Yeniçeriler, ağır Türk süvarileriyle birlikte, o zamandan beri dünyanın en güçlülerinden biri olan Sultan'ın ordusunun ana savaş gücünü oluşturdular. Soğan yerine servis için alınan tüfekler - Bir tüfekle eşdeğer Türk, tüccarlar Türk tüfekçiler oldu. Avrupalı atıcıların aksine, piyade birimlerinin koruması altında her zaman geri çekilebilenler. Türkler böyle bir fırsata sahip değillerdi, salvo yaptıktan sonra Türk yeniçerileri soğuk silahlarla mücadeleye bağımsız olarak devam etmek zorunda kaldılar. Türk ordusunun piyade birimlerinin bileşimi taktiklere yansıdı. Türk yeniçeri, kendilerini savaşın en önemli sektörlerine fırlattı; burada düşmanın direnişini kırmak ve sıkı savunmasını yenmek gerekliydi. İlk voleybolun ardından Türkler, düşman saflarına panik, ölüm ve dehşet ekerek yakın bir savaşa girdiler. Kılıç, bu koşullarda kılıçtan daha etkili olduğunu kanıtladı. Silahların kesilmesi ve delinmesi savaşçıların yakın dövüş bölgelerinde başarılı bir şekilde çalışmasını sağladı. Kılıcına ek olarak, Yeniçeriler uygun bir yakın dövüş silahı haline gelen bir padişah aldı.
Türkler mükemmel bir kılıç ve bir yatagana sahipti ve yakın dövüşçüler saflarda savaşan düşmanlardan çok daha üstündüler. Silahşörler ve mızrakçılar ile karşılaştırıldığında, yeniçerilerin yadsınamaz bir avantajı vardı.
Bu yatağa sahip olma sanatı, sürekli bir kavrama değişikliği olasılığına dayanıyordu. Dövüş sanatlarında, Türkler sıklıkla tersine kavrama kullanıyordu, ancak oyun boyunca kolayca yaklaşırken düşmanı vurarak doğrudan kavramaya devam edebildiler. Bir koruyucu olmadan, bir payanda, yan vuruş sırasında koruma için bıçağın tüm uzunluğunu kullanmaya izin verdi. Üfleme bıçağı tarafından yansıtıldı, ucu aşağı döndü. Direk bir tutuşla saldırmak için, aşağıdan yukarı doğru, kalçalara, karın bölgesine ve boyun bölgesine vurarak yırtma ve kayma darbeleri yapıldı.

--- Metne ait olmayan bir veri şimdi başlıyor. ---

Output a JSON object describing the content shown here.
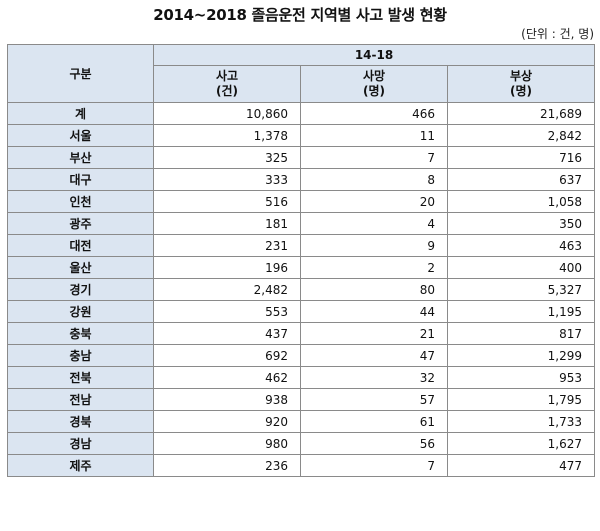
{
  "title": "2014~2018 졸음운전 지역별 사고 발생 현황",
  "unit": "(단위 : 건, 명)",
  "header": {
    "category": "구분",
    "period": "14-18",
    "col_accidents": "사고",
    "col_accidents_unit": "(건)",
    "col_deaths": "사망",
    "col_deaths_unit": "(명)",
    "col_injuries": "부상",
    "col_injuries_unit": "(명)"
  },
  "rows": [
    {
      "region": "계",
      "accidents": "10,860",
      "deaths": "466",
      "injuries": "21,689"
    },
    {
      "region": "서울",
      "accidents": "1,378",
      "deaths": "11",
      "injuries": "2,842"
    },
    {
      "region": "부산",
      "accidents": "325",
      "deaths": "7",
      "injuries": "716"
    },
    {
      "region": "대구",
      "accidents": "333",
      "deaths": "8",
      "injuries": "637"
    },
    {
      "region": "인천",
      "accidents": "516",
      "deaths": "20",
      "injuries": "1,058"
    },
    {
      "region": "광주",
      "accidents": "181",
      "deaths": "4",
      "injuries": "350"
    },
    {
      "region": "대전",
      "accidents": "231",
      "deaths": "9",
      "injuries": "463"
    },
    {
      "region": "울산",
      "accidents": "196",
      "deaths": "2",
      "injuries": "400"
    },
    {
      "region": "경기",
      "accidents": "2,482",
      "deaths": "80",
      "injuries": "5,327"
    },
    {
      "region": "강원",
      "accidents": "553",
      "deaths": "44",
      "injuries": "1,195"
    },
    {
      "region": "충북",
      "accidents": "437",
      "deaths": "21",
      "injuries": "817"
    },
    {
      "region": "충남",
      "accidents": "692",
      "deaths": "47",
      "injuries": "1,299"
    },
    {
      "region": "전북",
      "accidents": "462",
      "deaths": "32",
      "injuries": "953"
    },
    {
      "region": "전남",
      "accidents": "938",
      "deaths": "57",
      "injuries": "1,795"
    },
    {
      "region": "경북",
      "accidents": "920",
      "deaths": "61",
      "injuries": "1,733"
    },
    {
      "region": "경남",
      "accidents": "980",
      "deaths": "56",
      "injuries": "1,627"
    },
    {
      "region": "제주",
      "accidents": "236",
      "deaths": "7",
      "injuries": "477"
    }
  ]
}
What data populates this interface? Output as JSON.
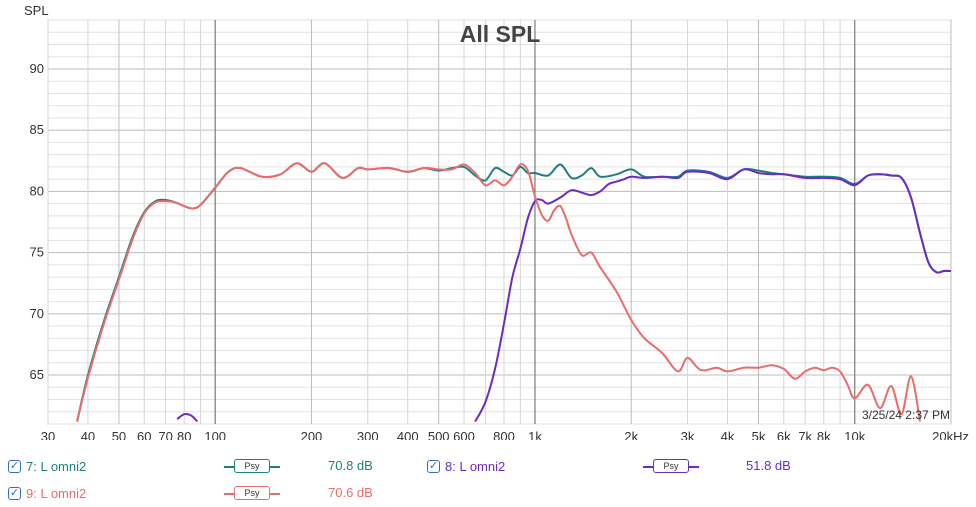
{
  "chart_data": {
    "type": "line",
    "title": "All SPL",
    "ylabel": "SPL",
    "xlabel": "",
    "x_scale": "log",
    "xlim": [
      30,
      20000
    ],
    "ylim": [
      61,
      94
    ],
    "x_ticks": [
      30,
      40,
      50,
      60,
      70,
      80,
      100,
      200,
      300,
      400,
      500,
      600,
      800,
      1000,
      2000,
      3000,
      4000,
      5000,
      6000,
      7000,
      8000,
      10000,
      20000
    ],
    "x_tick_labels": [
      "30",
      "40",
      "50",
      "60",
      "70",
      "80",
      "100",
      "200",
      "300",
      "400",
      "500",
      "600",
      "800",
      "1k",
      "2k",
      "3k",
      "4k",
      "5k",
      "6k",
      "7k",
      "8k",
      "10k",
      "20kHz"
    ],
    "y_ticks": [
      65,
      70,
      75,
      80,
      85,
      90
    ],
    "grid": true,
    "timestamp": "3/25/24 2:37 PM",
    "series": [
      {
        "name": "7: L omni2",
        "color": "#1f7f7f",
        "x": [
          37,
          40,
          45,
          50,
          55,
          60,
          65,
          70,
          75,
          80,
          85,
          90,
          100,
          110,
          120,
          140,
          160,
          180,
          200,
          220,
          250,
          280,
          300,
          350,
          400,
          450,
          500,
          550,
          600,
          650,
          700,
          750,
          800,
          850,
          900,
          950,
          1000,
          1100,
          1200,
          1300,
          1400,
          1500,
          1600,
          1800,
          2000,
          2200,
          2500,
          2800,
          3000,
          3500,
          4000,
          4500,
          5000,
          5500,
          6000,
          7000,
          8000,
          9000,
          10000,
          11000,
          12000,
          13000,
          14000,
          15000,
          16000,
          17000,
          18000,
          19000,
          20000
        ],
        "values": [
          61.2,
          65,
          69.5,
          73,
          76.2,
          78.3,
          79.2,
          79.3,
          79.1,
          78.8,
          78.6,
          78.9,
          80.3,
          81.6,
          81.9,
          81.2,
          81.4,
          82.3,
          81.6,
          82.3,
          81.1,
          81.9,
          81.8,
          81.9,
          81.6,
          81.9,
          81.7,
          81.9,
          82,
          81.3,
          80.9,
          81.9,
          81.6,
          81.3,
          82,
          81.5,
          81.5,
          81.3,
          82.2,
          81.1,
          81.3,
          81.9,
          81.2,
          81.4,
          81.8,
          81.2,
          81.2,
          81.2,
          81.7,
          81.6,
          81.1,
          81.8,
          81.7,
          81.5,
          81.4,
          81.2,
          81.2,
          81.1,
          80.6,
          81.3,
          81.4,
          81.3,
          81.1,
          79.5,
          76.6,
          74.2,
          73.4,
          73.5,
          73.5
        ]
      },
      {
        "name": "9: L omni2",
        "color": "#e86d6d",
        "x": [
          37,
          40,
          45,
          50,
          55,
          60,
          65,
          70,
          75,
          80,
          85,
          90,
          100,
          110,
          120,
          140,
          160,
          180,
          200,
          220,
          250,
          280,
          300,
          350,
          400,
          450,
          500,
          550,
          600,
          650,
          700,
          750,
          800,
          850,
          900,
          950,
          1000,
          1050,
          1100,
          1150,
          1200,
          1250,
          1300,
          1400,
          1500,
          1600,
          1800,
          2000,
          2200,
          2500,
          2800,
          3000,
          3300,
          3700,
          4000,
          4500,
          5000,
          5500,
          6000,
          6500,
          7000,
          7500,
          8000,
          8500,
          9000,
          9500,
          10000,
          11000,
          12000,
          13000,
          14000,
          15000,
          16000
        ],
        "values": [
          61.2,
          64.8,
          69.3,
          72.8,
          76,
          78.2,
          79.1,
          79.2,
          79.1,
          78.8,
          78.6,
          78.9,
          80.3,
          81.6,
          81.9,
          81.2,
          81.4,
          82.3,
          81.6,
          82.3,
          81.1,
          81.9,
          81.8,
          81.9,
          81.6,
          81.9,
          81.8,
          81.8,
          82.2,
          81.5,
          80.5,
          80.9,
          80.5,
          81.2,
          82.2,
          81.7,
          79.6,
          78.1,
          77.6,
          78.5,
          78.8,
          77.8,
          76.5,
          74.8,
          75,
          73.8,
          71.8,
          69.5,
          68,
          66.8,
          65.3,
          66.4,
          65.4,
          65.6,
          65.3,
          65.6,
          65.6,
          65.8,
          65.5,
          64.7,
          65.3,
          65.6,
          65.4,
          65.6,
          65.3,
          64.2,
          63.1,
          64.2,
          62.3,
          64.1,
          61.8,
          64.9,
          61.2
        ]
      },
      {
        "name": "8: L omni2",
        "color": "#6a2cc4",
        "x": [
          650,
          700,
          750,
          800,
          850,
          900,
          950,
          1000,
          1050,
          1100,
          1200,
          1300,
          1400,
          1500,
          1600,
          1700,
          1800,
          1900,
          2000,
          2200,
          2500,
          2800,
          3000,
          3500,
          4000,
          4500,
          5000,
          5500,
          6000,
          7000,
          8000,
          9000,
          10000,
          11000,
          12000,
          13000,
          14000,
          15000,
          16000,
          17000,
          18000,
          19000,
          20000
        ],
        "values": [
          61.2,
          62.8,
          65.5,
          69.2,
          73,
          75.3,
          77.8,
          79.2,
          79.3,
          79,
          79.5,
          80.1,
          79.9,
          79.7,
          80,
          80.6,
          80.8,
          81,
          81.2,
          81.1,
          81.2,
          81.1,
          81.6,
          81.5,
          81,
          81.8,
          81.5,
          81.4,
          81.4,
          81.1,
          81.1,
          81,
          80.5,
          81.3,
          81.4,
          81.3,
          81.1,
          79.5,
          76.6,
          74.2,
          73.4,
          73.5,
          73.5
        ]
      },
      {
        "name": "8: L omni2 (low)",
        "color": "#6a2cc4",
        "x": [
          76,
          80,
          84,
          88
        ],
        "values": [
          61.4,
          61.8,
          61.7,
          61.2
        ]
      }
    ],
    "legend": [
      {
        "label": "7: L omni2",
        "checked": true,
        "color": "#1f7f7f",
        "psy": "Psy",
        "level": "70.8 dB"
      },
      {
        "label": "8: L omni2",
        "checked": true,
        "color": "#6a2cc4",
        "psy": "Psy",
        "level": "51.8 dB"
      },
      {
        "label": "9: L omni2",
        "checked": true,
        "color": "#e86d6d",
        "psy": "Psy",
        "level": "70.6 dB"
      }
    ]
  }
}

Türkler bu amaç için padişah kullanarak kendi özel yakın dövüş tekniklerini icat ettiler. Fırça darbelerini gizlice sokmak için mükemmel bir hafif çelik bıçak. Böyle bir darbe, korumasız veya yumuşak deri zırhlı bir rakibe karşı etkiliydi. Ağır yukarıdan aşağıya bölünme, bunun sonucunda meydana gelen bir süpürme ile düşüyor ve düşmanın zırhını kırıldı ve insan vücudu ölümcül derin yaralar aldı.
Kılıcı ve yatağı olan Türk savaşçı, kılıcı ve hançeriyle donanmış rakibinden çok daha etkili bir şekilde hareket etti.
Silahların yayılmasının coğrafyası
Yeniçeriler Kolordu, Türk ordusunun seçkin bir birliğiydi, ancak padişahla donanmış olan tek bir birim değildi. Silahlar Orta Doğu’ya ve Mısır’a yayıldı. Türklerle birlikte, bu silahlar Balkanlar ve Kafkasya'da aktif olarak kullanılıyordu. Yatağan yerel düzensiz milisleri severdi.
15. yüzyılın başlarında neredeyse tüm Küçük Asya'yı ele geçirmeyi başaran Türkler, taktiklerini, askeri geleneklerini ve teçhizatlarını savaş sanatına soktular. Tunus, Cezayir ve Mısır hükümdarlarının ordularında, şok birliği görevi gören özel birimler vardı. Paralı askerlerin çoğunda kurulan bu birimler, aşırı cesaret ve zulüm ile ayırt edildi. Başibuzuk savaşçıları, çoğu zaman bu birimler tarafından ani bir saldırıya maruz kalan Avrupalıları korkutuyor.
Türk yatağı, uzun zamandır Brillant Limanı ile savaşan Rus askerleri tarafından iyi bilinmektedir. Çılgın bashibuzuki ile karşı karşıya kalırken, silahlı patakırga ve Napolyon'un birlikleri vardı. Mısır kampanyası sırasında ordusu, Mısır birliklerinin düzensiz birimlerinin ani saldırılarından en çok acı çekti.